There are three helper functions (pri_mp, sec_mp, and score_mp) that you can use to extract the primary and secondary keys as strings from the return value, and to run key comparisons for scoring relevance.
Primary Metaphone
<varchar(4) value> = pri_mp(<int4 dbl_mp return value>)
This helper function takes the value that is returned
by a call to the dbl_mp function and returns the
corresponding four-character primary metaphone string. For example, pri_mp(781598358)
returns
the primary key AXNK.
Secondary Metaphone
<varchar(4) value> = sec_mp(<int4 dbl_mp return value>)

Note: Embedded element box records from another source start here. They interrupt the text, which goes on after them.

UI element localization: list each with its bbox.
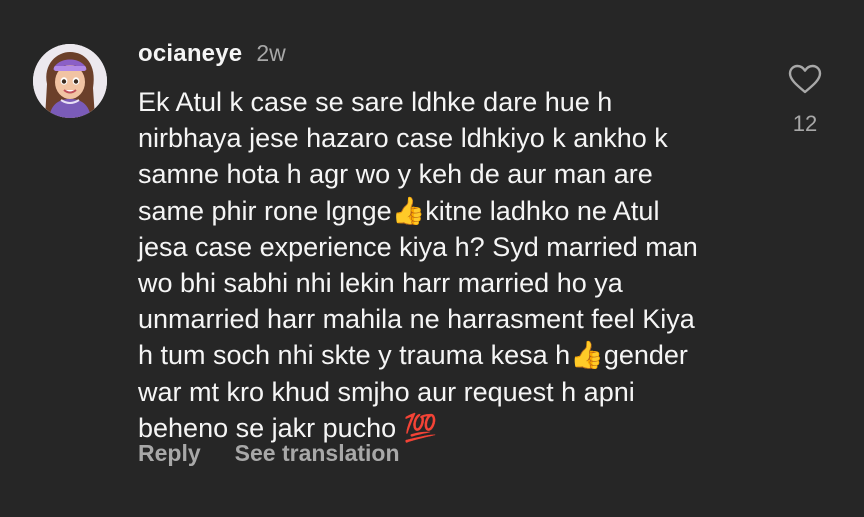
- comment-text: Ek Atul k case se sare ldhke dare hue h …: [138, 87, 698, 443]
- like-section: 12: [776, 64, 834, 137]
- comment-header: ocianeye 2w: [138, 40, 286, 68]
- like-count: 12: [792, 111, 818, 136]
- reply-button[interactable]: Reply: [138, 440, 201, 467]
- see-translation-button[interactable]: See translation: [235, 440, 400, 467]
- comment: ocianeye 2w Ek Atul k case se sare ldhke…: [0, 0, 864, 517]
- comment-actions: Reply See translation: [138, 440, 400, 467]
- avatar[interactable]: [33, 44, 107, 118]
- comment-time: 2w: [256, 40, 286, 66]
- username[interactable]: ocianeye: [138, 40, 242, 68]
- avatar-image: [33, 44, 107, 118]
- heart-outline-icon[interactable]: [788, 64, 822, 94]
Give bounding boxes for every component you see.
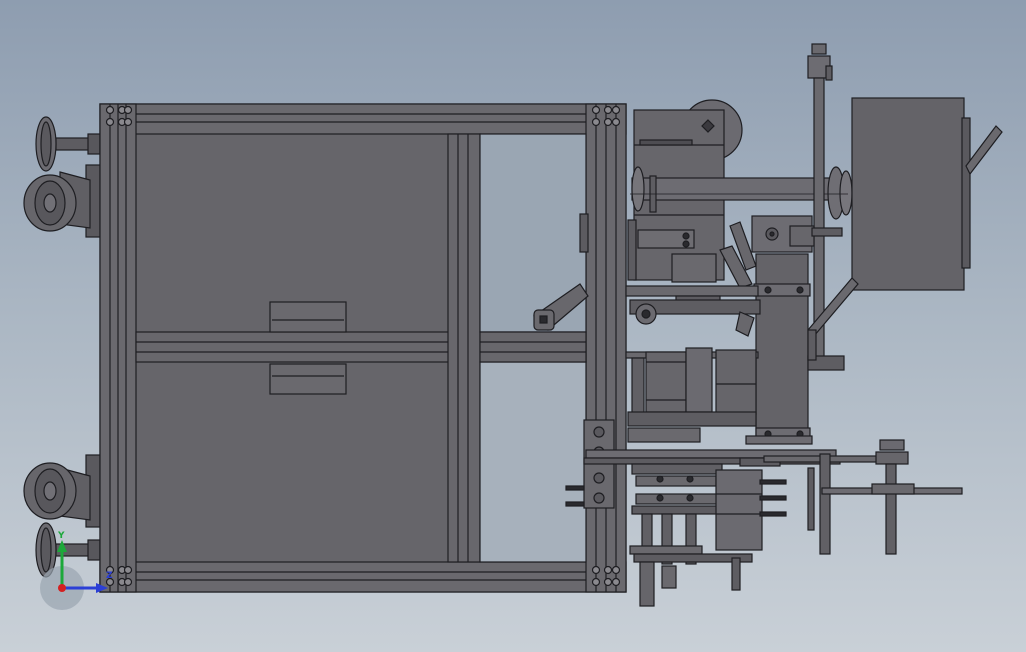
cad-graphics-viewport[interactable]: Y Z xyxy=(0,0,1026,652)
x-axis-arrowhead xyxy=(96,583,108,593)
y-axis-arrowhead xyxy=(57,540,67,552)
y-axis-label: Y xyxy=(57,531,65,541)
view-orientation-triad: Y Z xyxy=(40,531,113,610)
z-axis-dot xyxy=(58,584,66,592)
z-axis-label: Z xyxy=(106,571,113,581)
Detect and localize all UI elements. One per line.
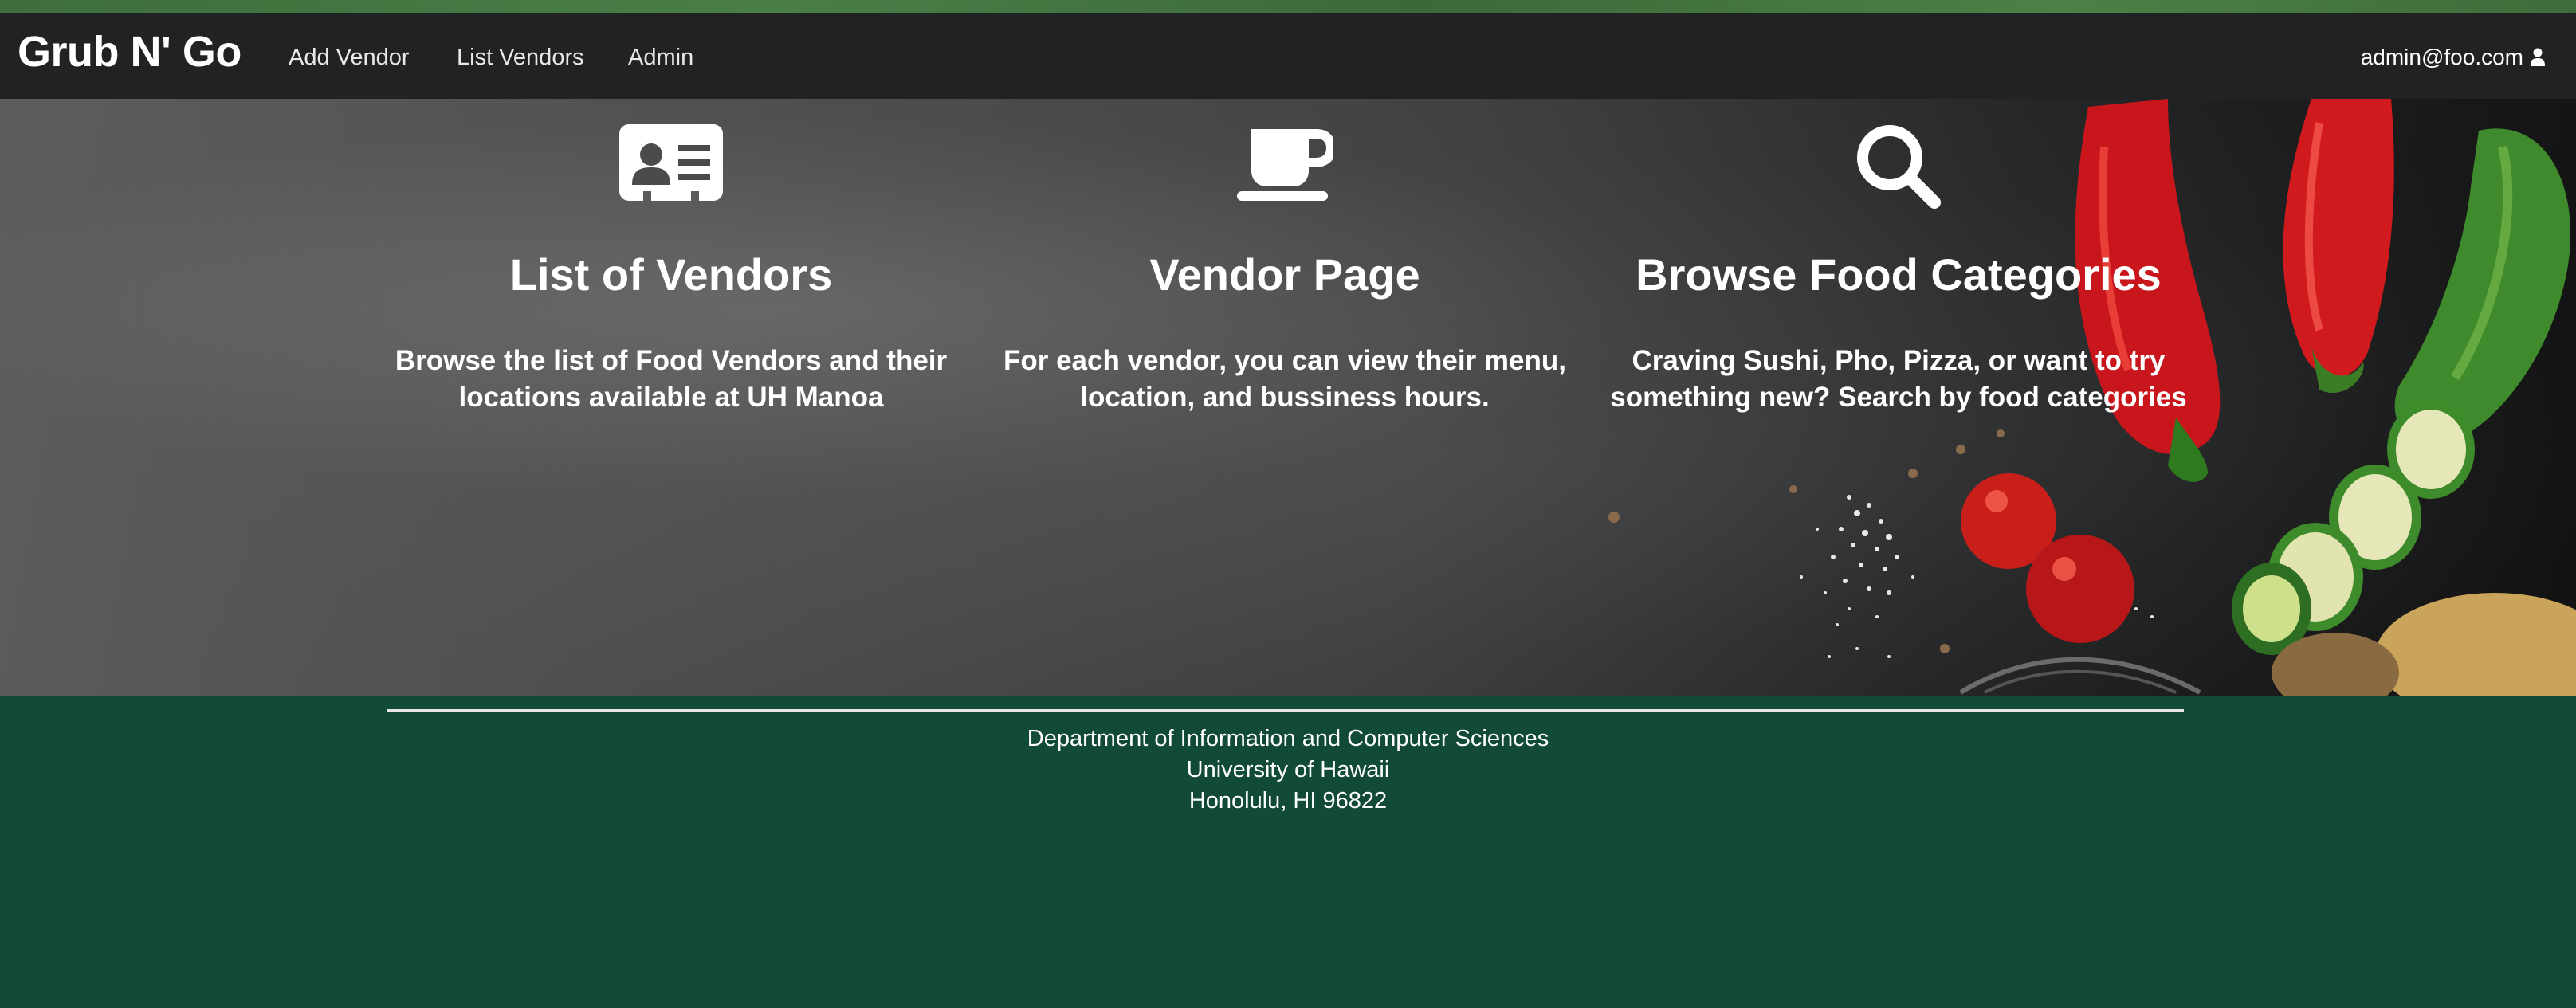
footer-department: Department of Information and Computer S… <box>1027 726 1549 751</box>
browser-top-strip <box>0 0 2576 13</box>
nav-add-vendor[interactable]: Add Vendor <box>289 45 410 71</box>
feature-title: Vendor Page <box>1149 249 1420 300</box>
user-email: admin@foo.com <box>2360 45 2523 69</box>
feature-title: List of Vendors <box>509 249 833 300</box>
feature-description: Craving Sushi, Pho, Pizza, or want to tr… <box>1610 345 2187 413</box>
nav-list-vendors[interactable]: List Vendors <box>457 45 584 71</box>
user-icon <box>2531 48 2545 66</box>
footer-university: University of Hawaii <box>1186 757 1390 782</box>
user-menu[interactable]: admin@foo.com <box>2361 45 2546 70</box>
footer-divider <box>387 709 2184 712</box>
footer-city: Honolulu, HI 96822 <box>1188 788 1388 814</box>
coffee-cup-icon <box>1237 129 1333 201</box>
search-icon <box>1857 125 1941 209</box>
footer-address: Department of Information and Computer S… <box>0 724 2576 817</box>
brand-logo[interactable]: Grub N' Go <box>18 27 242 76</box>
feature-description: For each vendor, you can view their menu… <box>1003 345 1567 413</box>
feature-title: Browse Food Categories <box>1636 249 2162 300</box>
nav-admin[interactable]: Admin <box>628 45 693 71</box>
feature-description: Browse the list of Food Vendors and thei… <box>395 345 948 413</box>
hero-banner: List of Vendors Browse the list of Food … <box>0 99 2576 696</box>
id-card-icon <box>619 124 723 202</box>
site-footer: Department of Information and Computer S… <box>0 696 2576 1008</box>
top-navbar: Grub N' Go Add Vendor List Vendors Admin… <box>0 13 2576 99</box>
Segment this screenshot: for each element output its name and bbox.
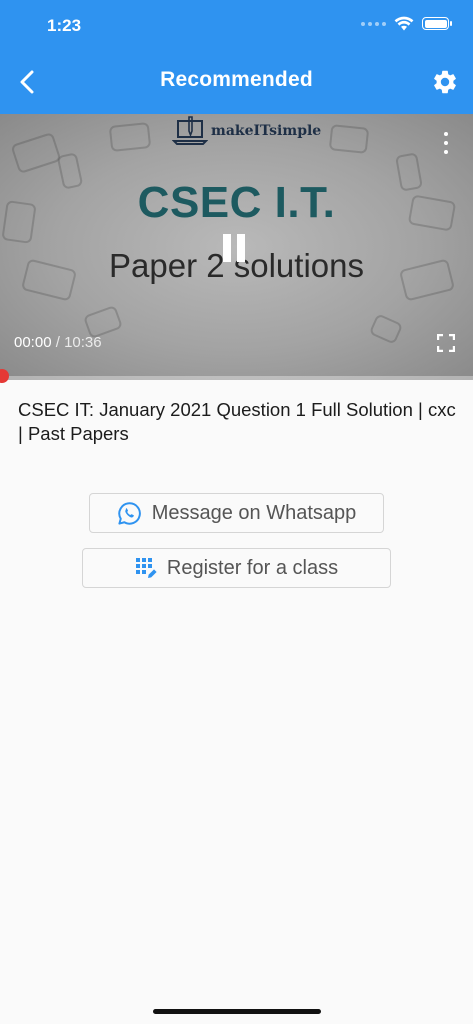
battery-icon — [422, 17, 452, 30]
page-title: Recommended — [160, 68, 313, 91]
pause-icon — [223, 234, 231, 262]
register-button-label: Register for a class — [166, 556, 339, 579]
brand-logo: makeITsimple — [172, 116, 321, 146]
signal-icon — [361, 21, 386, 26]
video-duration: 10:36 — [64, 334, 102, 351]
gear-icon — [434, 70, 456, 94]
brand-name: makeITsimple — [211, 123, 322, 139]
doodle-laptop-icon — [108, 121, 152, 153]
current-time: 00:00 — [14, 334, 52, 351]
doodle-laptop-icon — [328, 124, 370, 154]
register-class-button[interactable]: Register for a class — [82, 548, 391, 588]
video-timecode: 00:00 / 10:36 — [14, 334, 102, 351]
video-title: CSEC IT: January 2021 Question 1 Full So… — [18, 399, 456, 444]
video-progress-track[interactable] — [0, 376, 473, 380]
status-time: 1:23 — [47, 16, 82, 35]
pause-button[interactable] — [223, 234, 249, 262]
more-options-button[interactable] — [439, 132, 453, 154]
video-player[interactable]: makeITsimple CSEC I.T. Paper 2 solutions… — [0, 114, 473, 380]
status-icons — [361, 16, 452, 31]
more-vertical-icon — [444, 132, 448, 136]
grid-pencil-icon — [135, 558, 157, 578]
fullscreen-button[interactable] — [436, 333, 456, 353]
fullscreen-icon — [436, 333, 456, 353]
whatsapp-button[interactable]: Message on Whatsapp — [89, 493, 384, 533]
laptop-pencil-icon — [172, 116, 208, 145]
settings-button[interactable] — [429, 66, 461, 98]
wifi-icon — [394, 16, 414, 31]
video-overlay-title: CSEC I.T. — [137, 178, 336, 227]
home-indicator — [153, 1009, 321, 1014]
whatsapp-button-label: Message on Whatsapp — [151, 501, 357, 524]
time-separator: / — [55, 334, 60, 351]
app-bar: 1:23 Recommended — [0, 0, 473, 114]
whatsapp-icon — [118, 501, 141, 525]
video-progress-thumb[interactable] — [0, 369, 9, 383]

This helper function takes the value that is returned
by a call to the dbl_mp function and returns the
corresponding four-character secondary metaphone string. For example, sec_mp(781598358)
returns
the secondary key FXNK.
Score Metaphones
<varchar(4) value> = score_mp(<int4 dbl_mp value 1>, <int4 dbl_mp
value 1>, <int4 strong match value>, <int4 normal match value>,
<int4 minor match value>, <int4 no match value>)
- Strongest Match
- Primary Key (1) = Primary Key (2)
- Normal Match
- Secondary Key (1) = Primary Key (2)
Primary Key (1) = Secondary Key (2)
- Minimal Match
- Secondary Key (1) = Secondary Key (2)
For the four match value arguments, you can specify values such as 1, 2, 3, and 4 (for strongest, normal, minimal, or no match). You can also use weighted values such as 100, 50, 25, and 0 to return more points for better match results.
score_mp(781598358,781596310,1,2,3,4)
The function returns the value 1, which indicates a strongest match.
score_mp(781598358,1050031766,100,50,25,0)
The function returns the value 50, which indicates a normal match.